HIV-infected individuals on chronic use of HAART are more likely to develop adipose tissue and metabolic disorders such as lipodystrophy and metabolic syndrome. SIRT1 may influence the outcome of these changes due to its role in regulating transcription factors involved in energy regulation. Tagliari et al., genotyped four polymorphisms located in SIRT1 in 832 HIV-infected patients receiving this kind of therapy by real-time polymerase chain reaction. The authors concluded that none of the investigated genetic variants are predictive factors for the development of lipodystrophy and metabolic syndrome in HIV-infected individuals in Brazil [85].

Cross-sectional study carried out in our service with 60 people living with human immunodeficiency virus, both sexes between the ages of 18 and 55 years (median: 34 yr) prior to the start of ART drugs demonstrated changes in 25-OH vitamin D levels. The authors observed changes in 36 (60%) patients, of which 14 (23.3%) showed deficiency and 22 (36.7%) showed insufficiency. Concerning the BMD, there were prevalence of spinal BMD (L1-L4), femoral neck BMD, and total femur BMD deficiencies as well as the bone markers evaluated in the study population. The prevalence of low spinal BMD (L1-L4) and total femur BMD were 16.7% and 7.1%, respectively (Tables 1 and 2) [86].

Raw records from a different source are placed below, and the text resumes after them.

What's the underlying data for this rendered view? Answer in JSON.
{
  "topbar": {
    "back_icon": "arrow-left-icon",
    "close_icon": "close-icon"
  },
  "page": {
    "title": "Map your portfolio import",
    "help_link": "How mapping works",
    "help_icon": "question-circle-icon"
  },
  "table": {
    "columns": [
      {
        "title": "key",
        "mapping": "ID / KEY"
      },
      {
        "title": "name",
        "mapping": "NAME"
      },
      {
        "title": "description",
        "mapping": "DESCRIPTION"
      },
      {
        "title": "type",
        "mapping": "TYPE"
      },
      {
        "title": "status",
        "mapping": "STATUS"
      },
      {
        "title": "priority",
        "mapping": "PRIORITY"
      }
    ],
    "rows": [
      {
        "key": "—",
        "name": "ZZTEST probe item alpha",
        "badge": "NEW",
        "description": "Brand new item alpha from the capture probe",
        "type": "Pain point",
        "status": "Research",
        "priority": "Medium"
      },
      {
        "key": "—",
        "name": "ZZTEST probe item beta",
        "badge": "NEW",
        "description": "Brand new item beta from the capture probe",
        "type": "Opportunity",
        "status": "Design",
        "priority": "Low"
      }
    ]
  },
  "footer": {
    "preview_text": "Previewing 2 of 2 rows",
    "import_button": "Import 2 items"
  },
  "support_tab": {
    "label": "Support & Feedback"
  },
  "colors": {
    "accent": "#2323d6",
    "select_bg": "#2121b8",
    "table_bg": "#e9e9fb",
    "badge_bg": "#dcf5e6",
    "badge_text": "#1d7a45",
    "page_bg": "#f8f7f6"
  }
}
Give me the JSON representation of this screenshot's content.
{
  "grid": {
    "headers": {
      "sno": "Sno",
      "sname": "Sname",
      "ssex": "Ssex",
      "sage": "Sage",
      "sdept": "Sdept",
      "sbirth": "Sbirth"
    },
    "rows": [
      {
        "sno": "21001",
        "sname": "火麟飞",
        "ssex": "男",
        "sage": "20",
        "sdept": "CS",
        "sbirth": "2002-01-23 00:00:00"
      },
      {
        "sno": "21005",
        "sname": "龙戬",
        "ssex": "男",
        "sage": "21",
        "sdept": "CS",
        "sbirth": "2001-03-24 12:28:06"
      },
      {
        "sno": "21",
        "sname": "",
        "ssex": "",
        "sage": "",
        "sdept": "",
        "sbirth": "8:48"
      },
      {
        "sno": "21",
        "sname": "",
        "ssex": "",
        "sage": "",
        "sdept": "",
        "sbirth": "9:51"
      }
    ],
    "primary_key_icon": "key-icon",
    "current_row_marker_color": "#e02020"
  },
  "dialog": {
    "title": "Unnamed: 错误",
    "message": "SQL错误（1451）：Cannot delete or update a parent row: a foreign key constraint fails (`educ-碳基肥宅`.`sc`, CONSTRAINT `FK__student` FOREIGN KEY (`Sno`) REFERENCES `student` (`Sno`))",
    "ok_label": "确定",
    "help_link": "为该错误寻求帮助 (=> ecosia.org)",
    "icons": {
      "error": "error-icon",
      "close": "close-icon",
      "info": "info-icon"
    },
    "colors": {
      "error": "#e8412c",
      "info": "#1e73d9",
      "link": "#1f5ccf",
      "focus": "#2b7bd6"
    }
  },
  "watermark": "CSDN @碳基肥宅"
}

Brown et al., studied 33 HIV-infected individuals who were not using ART and found a lower prevalence of low BMD than that found in our study [87]. One possible explanation for the difference between these findings may be that viral proteins are able to directly stimulate osteoclastic activity and inhibit osteoblastic activity. In addition, HIV-positive patients show elevated levels of inflammatory cytokines such as interleukin-6 and tumor necrosis factor-α, which are capable of promoting osteoclast formation, and thus, contribute to bone reabsorption [22].

Hileman et al., demonstrated decreased BMD in 33.3% of their patients with a median age of 40yr (25-50yr), which is higher than the median age in our study [50]. The authors also did not find an association between vitamin D status and alterations in the BMD, although their study population had a high prevalence of vitamin D deficiency. The data evaluated in our study emphasized that it is a population with a recent diagnosis of HIV infection and the evaluated patients were not receiving ART [86].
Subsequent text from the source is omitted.